Transfer-Based Strategies for Multi-Target Quantum Optimization

TL;DR

This paper explores transfer strategies to improve multi-target quantum optimization, significantly reducing iterations needed while maintaining solution quality, thus advancing scalable quantum algorithms.

Contribution

Introduces a two-stage transfer framework with novel methods like warm-start, Taylor-based estimation, hierarchical clustering, and deep learning for multi-target quantum optimization.

Findings

Transfer techniques reduce optimization iterations.

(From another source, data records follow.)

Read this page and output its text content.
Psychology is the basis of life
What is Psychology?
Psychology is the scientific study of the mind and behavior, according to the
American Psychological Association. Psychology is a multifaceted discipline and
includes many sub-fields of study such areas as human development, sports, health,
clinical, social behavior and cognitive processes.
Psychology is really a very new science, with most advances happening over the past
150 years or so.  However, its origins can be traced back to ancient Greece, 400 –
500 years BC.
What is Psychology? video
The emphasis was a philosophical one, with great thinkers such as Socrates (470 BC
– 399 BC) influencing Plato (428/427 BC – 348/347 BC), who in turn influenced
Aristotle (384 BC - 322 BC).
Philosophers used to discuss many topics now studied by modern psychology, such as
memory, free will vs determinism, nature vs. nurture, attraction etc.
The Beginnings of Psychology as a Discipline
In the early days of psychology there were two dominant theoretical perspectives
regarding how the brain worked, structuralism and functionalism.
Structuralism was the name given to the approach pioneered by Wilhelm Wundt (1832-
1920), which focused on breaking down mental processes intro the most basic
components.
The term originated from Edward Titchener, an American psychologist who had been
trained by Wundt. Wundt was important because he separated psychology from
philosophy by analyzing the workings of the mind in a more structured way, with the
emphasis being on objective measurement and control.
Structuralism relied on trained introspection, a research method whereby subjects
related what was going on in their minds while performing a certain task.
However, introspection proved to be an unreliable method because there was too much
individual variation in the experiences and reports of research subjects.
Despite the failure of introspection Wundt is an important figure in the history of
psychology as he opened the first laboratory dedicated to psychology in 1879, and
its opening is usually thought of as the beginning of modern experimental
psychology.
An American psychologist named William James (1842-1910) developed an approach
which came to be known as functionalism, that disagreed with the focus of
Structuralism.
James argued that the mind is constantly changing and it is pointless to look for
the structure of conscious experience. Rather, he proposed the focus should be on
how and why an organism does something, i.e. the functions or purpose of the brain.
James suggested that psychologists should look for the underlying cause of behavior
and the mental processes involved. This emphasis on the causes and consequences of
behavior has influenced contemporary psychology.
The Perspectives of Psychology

Methods maintain acceptable cost values.

Framework demonstrates scalability in quantum optimization.

Abstract

We address the challenge of multi-target quantum optimization, where the objective is to simultaneously optimize multiple cost functions defined over the same quantum search space. To accelerate optimization and reduce quantum resource usage, we investigate a range of strategies that enable knowledge transfer between related tasks. Specifically, we introduce a two-stage framework consisting of a training phase where solutions are progressively shared across tasks and an inference phase, where unoptimized targets are initialized based on prior optimized ones. We propose and evaluate several methods, including warm-start initialization, parameter estimation via first-order Taylor expansion, hierarchical clustering with D-level trees, and deep learning-based transfer. Our experimental results, using parameterized quantum circuits implemented with PennyLane, demonstrate that transfer techniques significantly reduce the number of required iterations while maintaining an acceptable cost value. These findings highlight the promise of multi-target generalization in quantum optimization pipelines and provide a foundation for scalable multi-target quantum optimization.